Navigating a two-ton assembly of steel and plastic at seventy miles per hour through traffic that passes within a couple of feet should warrant a driver’s full attention. New cars have been equipped with a long list of safety equipment, making them much safer than all of their predecessors. Unfortunately, car manufacturers have also added a long list of potential driving distractions, with more to come on future cars.

Texting while driving, applying makeup, eating, and driving while intoxicated top today’s lists of driver distractions, all directly under the control of driver. New technology aimed at the younger driver promises to add extra layers of complication and even more driving distractions to the simple act of driving your car.

Let’s start with the simple act of starting the car. It is no longer necessary to insert a key into a lock or the ignition switch to get things going. Radio frequency technology makes it possible to start your car remotely, unlock the doors while your key fob is still in your pocket, and identify you as the driver. New features are in the works for the car to monitor your health. Blood pressure, heart rate, blood sugar, and other health stats will soon be used to ensure you are healthy enough to drive. It all sounds like a nightmare for your local auto locksmith!

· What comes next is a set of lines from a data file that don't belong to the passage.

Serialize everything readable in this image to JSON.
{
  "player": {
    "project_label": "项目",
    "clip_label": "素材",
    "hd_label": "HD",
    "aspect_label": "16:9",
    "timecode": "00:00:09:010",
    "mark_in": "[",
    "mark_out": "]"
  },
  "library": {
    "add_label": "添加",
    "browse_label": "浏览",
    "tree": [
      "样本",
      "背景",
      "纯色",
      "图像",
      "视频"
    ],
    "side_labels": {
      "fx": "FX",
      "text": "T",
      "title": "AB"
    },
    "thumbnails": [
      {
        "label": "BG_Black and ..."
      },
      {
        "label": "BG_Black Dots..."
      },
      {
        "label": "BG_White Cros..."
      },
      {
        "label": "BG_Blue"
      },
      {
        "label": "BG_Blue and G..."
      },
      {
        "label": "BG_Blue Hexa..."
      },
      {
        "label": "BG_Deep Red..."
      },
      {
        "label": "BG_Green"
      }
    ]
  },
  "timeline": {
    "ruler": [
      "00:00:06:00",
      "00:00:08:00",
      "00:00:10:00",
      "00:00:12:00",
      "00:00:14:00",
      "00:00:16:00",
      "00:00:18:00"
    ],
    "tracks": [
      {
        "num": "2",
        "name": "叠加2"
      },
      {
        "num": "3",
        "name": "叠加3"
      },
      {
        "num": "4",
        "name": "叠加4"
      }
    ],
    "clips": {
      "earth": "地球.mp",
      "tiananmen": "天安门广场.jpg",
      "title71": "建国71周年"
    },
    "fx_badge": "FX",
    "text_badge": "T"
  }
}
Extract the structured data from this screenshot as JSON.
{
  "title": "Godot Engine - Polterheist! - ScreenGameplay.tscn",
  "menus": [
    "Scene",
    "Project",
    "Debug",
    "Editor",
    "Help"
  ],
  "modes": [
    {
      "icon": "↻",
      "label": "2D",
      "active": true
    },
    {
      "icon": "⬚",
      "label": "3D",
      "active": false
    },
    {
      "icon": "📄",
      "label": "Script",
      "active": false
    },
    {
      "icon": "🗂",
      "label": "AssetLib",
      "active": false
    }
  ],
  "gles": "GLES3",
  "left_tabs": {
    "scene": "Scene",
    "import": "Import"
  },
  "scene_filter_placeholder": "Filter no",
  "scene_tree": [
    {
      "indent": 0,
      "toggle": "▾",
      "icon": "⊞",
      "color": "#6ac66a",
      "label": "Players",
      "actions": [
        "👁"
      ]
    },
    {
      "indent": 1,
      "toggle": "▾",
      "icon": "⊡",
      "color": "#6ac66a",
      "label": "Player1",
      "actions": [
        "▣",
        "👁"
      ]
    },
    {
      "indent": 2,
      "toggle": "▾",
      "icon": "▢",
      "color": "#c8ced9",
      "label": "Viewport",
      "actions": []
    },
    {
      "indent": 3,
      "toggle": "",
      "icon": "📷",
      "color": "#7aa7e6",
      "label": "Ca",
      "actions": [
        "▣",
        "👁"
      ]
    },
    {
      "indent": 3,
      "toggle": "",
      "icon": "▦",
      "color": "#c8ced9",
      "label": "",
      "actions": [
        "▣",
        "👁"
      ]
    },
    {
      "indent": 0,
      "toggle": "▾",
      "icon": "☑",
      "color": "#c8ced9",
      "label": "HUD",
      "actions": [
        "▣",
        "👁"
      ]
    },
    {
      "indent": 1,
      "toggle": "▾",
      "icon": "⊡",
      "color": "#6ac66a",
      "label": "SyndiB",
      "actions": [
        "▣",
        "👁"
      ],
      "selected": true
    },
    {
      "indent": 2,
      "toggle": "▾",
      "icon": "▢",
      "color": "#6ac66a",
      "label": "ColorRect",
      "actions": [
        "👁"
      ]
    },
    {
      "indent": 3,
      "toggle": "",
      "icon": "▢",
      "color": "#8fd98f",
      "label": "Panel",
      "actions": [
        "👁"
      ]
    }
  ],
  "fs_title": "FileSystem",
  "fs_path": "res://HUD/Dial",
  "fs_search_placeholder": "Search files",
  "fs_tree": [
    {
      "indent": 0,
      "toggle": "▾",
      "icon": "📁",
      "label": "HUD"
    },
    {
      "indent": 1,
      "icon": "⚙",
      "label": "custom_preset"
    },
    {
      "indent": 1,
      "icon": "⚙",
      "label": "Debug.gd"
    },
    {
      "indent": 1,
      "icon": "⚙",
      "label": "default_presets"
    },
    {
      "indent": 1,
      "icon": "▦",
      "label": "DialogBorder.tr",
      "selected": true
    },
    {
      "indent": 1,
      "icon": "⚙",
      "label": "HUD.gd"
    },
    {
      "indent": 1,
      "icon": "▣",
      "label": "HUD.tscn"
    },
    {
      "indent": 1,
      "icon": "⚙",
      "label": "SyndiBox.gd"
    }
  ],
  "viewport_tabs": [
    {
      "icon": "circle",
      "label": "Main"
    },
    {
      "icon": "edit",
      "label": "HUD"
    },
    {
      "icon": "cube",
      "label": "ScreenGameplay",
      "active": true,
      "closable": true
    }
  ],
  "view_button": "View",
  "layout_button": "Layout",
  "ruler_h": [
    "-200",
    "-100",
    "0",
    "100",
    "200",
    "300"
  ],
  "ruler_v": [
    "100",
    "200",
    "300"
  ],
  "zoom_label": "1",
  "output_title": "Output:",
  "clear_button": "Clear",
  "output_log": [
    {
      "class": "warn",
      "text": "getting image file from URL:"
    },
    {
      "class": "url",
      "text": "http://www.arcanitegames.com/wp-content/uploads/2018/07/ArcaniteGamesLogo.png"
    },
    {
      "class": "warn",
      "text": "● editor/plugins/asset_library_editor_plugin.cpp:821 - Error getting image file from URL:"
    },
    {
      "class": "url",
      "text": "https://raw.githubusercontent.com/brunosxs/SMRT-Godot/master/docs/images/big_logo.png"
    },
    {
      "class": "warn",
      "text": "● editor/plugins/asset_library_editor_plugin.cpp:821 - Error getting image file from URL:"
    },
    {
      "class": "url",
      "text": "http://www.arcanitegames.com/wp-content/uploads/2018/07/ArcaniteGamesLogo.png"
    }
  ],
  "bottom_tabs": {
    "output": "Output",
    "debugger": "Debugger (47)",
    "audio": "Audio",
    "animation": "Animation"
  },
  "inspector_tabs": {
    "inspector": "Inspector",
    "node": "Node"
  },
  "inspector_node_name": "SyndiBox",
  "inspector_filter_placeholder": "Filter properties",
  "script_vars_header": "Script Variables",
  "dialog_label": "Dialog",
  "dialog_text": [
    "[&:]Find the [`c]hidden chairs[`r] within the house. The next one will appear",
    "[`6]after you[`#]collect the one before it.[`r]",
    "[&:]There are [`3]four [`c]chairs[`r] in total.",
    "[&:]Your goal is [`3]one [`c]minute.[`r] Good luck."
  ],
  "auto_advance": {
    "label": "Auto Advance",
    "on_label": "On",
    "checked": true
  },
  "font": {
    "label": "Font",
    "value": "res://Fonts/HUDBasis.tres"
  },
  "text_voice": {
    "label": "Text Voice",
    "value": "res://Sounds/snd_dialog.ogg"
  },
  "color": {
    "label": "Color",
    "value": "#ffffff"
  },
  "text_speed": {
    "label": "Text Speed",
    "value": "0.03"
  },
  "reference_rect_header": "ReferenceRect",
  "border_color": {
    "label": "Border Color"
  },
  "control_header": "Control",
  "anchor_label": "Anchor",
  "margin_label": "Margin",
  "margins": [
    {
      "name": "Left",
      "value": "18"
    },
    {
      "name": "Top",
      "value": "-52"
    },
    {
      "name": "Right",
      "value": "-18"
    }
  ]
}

Once in the car, voice activated navigation, integrated phone systems, climate control features, Bluetooth technology, and infotainment centers provide an array of alternative activities to actually driving the car. Ford’s MyFordTouch on-board computer system has been criticized for being too complicated for many drivers to use. Two five-way switches on the steering wheel and multiple screens make it necessary to look away from the road, frustrating some drivers.

Several highline car manufacturers utilize “head’s up display” (HUD) to project critical information onto the windshield. This allows drivers to reduce the time spent looking away from the road. BMW has introduced color into their HUD, available on most 2012 models. Audi also offers HUD, but also includes infrared sensors to detect “warm” objects like pedestrians or deer that might wander into the cars path. The 2012 Audi A8 has an MMI control system or touchpad that allows the driver to write instructions, phone numbers, and messages with the touch of a finger. Combined with voice activation, the driver will be able to keep their eyes on the road. In reality, operating the technology and compiling the message to be sent provides at least some degree of mental distraction. The technology may be a driving distraction, but the cars have gotten smarter at preventing accidents related to driving distractions. New cars are equipped with sensors and crash warning systems to alert the driver when cars are too close, if they drift out of their lane, if there is a car in their blind spot, or if the driver drives erratically or appears sleepy.

My favorite techno-feature has been around for quite a while and taken several different presentations. I like it when the car lets me know when it is running out of gas. While it is helpful to know that I have 37.3 miles to go or am running at 21.8 miles per gallon, I still like that big orange warning light that tells me to start looking for a gas station. Better yet, I’ll have the navigation system tell me which stations are closest and which one has the best prices. Not only is it helpful, but it isn’t a driving distraction!